Credit: © ISTOCKPHOTO / JAN GOTTWALD

The European Union (EU) has a new director general for research. From 1 July the office is held by Dutch-born Robert-Jan Smits, who has been chosen by EU Commissioner for Research and Innovation Máire Geoghegan-Quinn to succeed José Manuel Silva Rodriguez.

The appointment has been widely welcomed. Smits is seen as a 'listener' and a seeker of consensus — skills that will no doubt serve science well as the EU works to set its budget for the period 2014 to 2020 and to launch the Eighth Framework Programme for research funding. The backdrop, of course, is the financial crisis across the continent, a crisis so acute that it has already resulted in an EU-financed bailout of Greece and an ongoing effort to ensure the stability of the 'eurozone' of the single European currency.

To simply call for more money for research is, in such a climate, almost pointless, despite the well-made claim that science — through academic and industrial research and development, through education and universities — is the key to economic regeneration and the reduction of deficits. But it seems that Geoghegan-Quinn, herself in post since February of this year, sees other ways forward. The EU has too often been considered synonymous with waste and bureaucracy — these are now Geoghegan-Quinn's particular targets in the administration of European research funding. She considers that the 'innovation' aspect of her remit means not only scientific progress but applies also to the very processes, management and marketing of EU science.

Already on the table, and being pushed by the EU Commissioner, are reform of the patent system, to arrive at a single EU patent; the simplification of social security and pensions arrangements to encourage the mobility of researchers within the union; and measures to counteract the fragmentation that leads to duplication of research effort at the level of individual EU nations. At October's EU summit, the first 'research and innovation plan' for Europe will be debated. The investment target of 3% of EU GDP for research and development is unlikely to change, but will, with complementary national targets, be more robustly monitored.

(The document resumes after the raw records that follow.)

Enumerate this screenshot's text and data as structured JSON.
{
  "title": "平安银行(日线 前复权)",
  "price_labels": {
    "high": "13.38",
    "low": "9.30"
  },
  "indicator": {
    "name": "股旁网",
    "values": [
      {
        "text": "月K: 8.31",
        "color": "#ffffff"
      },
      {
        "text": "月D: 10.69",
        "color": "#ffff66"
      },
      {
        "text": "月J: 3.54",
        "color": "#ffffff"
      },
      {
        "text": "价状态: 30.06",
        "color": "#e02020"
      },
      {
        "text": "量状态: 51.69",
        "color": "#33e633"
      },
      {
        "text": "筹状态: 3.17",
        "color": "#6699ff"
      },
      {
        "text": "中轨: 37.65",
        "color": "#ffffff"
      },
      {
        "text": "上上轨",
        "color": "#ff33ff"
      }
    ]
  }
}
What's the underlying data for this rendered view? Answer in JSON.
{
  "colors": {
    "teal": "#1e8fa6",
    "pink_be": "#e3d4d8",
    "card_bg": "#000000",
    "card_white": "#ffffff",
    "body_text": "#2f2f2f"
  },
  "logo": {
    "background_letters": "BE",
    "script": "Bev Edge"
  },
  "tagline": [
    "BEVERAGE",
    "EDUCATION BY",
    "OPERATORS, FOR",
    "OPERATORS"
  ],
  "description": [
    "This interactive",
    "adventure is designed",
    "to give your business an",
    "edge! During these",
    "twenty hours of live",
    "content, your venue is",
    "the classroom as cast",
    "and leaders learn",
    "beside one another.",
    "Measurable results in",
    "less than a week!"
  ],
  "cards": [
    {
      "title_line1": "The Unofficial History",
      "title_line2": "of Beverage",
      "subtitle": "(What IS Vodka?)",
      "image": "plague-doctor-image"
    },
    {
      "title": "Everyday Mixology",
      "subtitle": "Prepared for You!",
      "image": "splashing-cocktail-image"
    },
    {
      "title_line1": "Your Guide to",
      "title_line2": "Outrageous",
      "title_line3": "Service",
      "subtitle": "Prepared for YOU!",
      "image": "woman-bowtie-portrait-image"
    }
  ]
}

But will it all work? Geoghegan-Quinn has said, in an interview with the magazine International Innovation, “I think it is the duty of politicians to be optimistic — and though the challenges are huge, there is much to be optimistic about.” There is. There is also, however, a looming problem: the funding of the ITER fusion project. Alarm bells are ringing, not only in Europe, about escalating costs for this tokamak, which is to be built in Cadarache, France, with the aim of achieving the fusion of hydrogen through magnetic confinement. The EU is one of seven partners in the project (with the United States, Russia, South Korea, China, India and Japan). For 2012–2013, the European contribution to the project at present stands €1.4 billion short. That this money can be raised from the EU's 27 member states, as the commission has requested, is doubtful. ITER could face, at very least, further delays in construction, if not a down-scaling of its reactor; although, the project being established through international treaty, a unilateral pull-out by any of the partners must be unlikely.

A further fly in the EU ointment is the operation of its multibillion-euro Framework programmes. The current programme, the seventh, runs until 2013 but will undergo interim evaluation in October this year. That feedback will underline the development of the succeeding, eighth programme, through consultation that will begin in early 2011. But controversy has erupted over an earlier programme (number six), after a re-auditing of the programme accounts prompted the European Commission to demand that millions of euros of grant money be paid back into its coffers. National research agencies are enraged, claiming that the EU is reinterpreting the funding rules after the fact. Scientists across the EU must now be weighing the benefits of the grants against the hassle of bureaucracy and the risk of becoming embroiled in such arguments.

This is exactly the kind of problem that may be avoided in the future if Geoghegan-Quinn's plans for procedural simplification and efficiency do come to fruition. The commissioner obviously has a clear vision for research and innovation in Europe, and, capably partnered by her director general of research, its implementation should benefit all of Europe's scientists.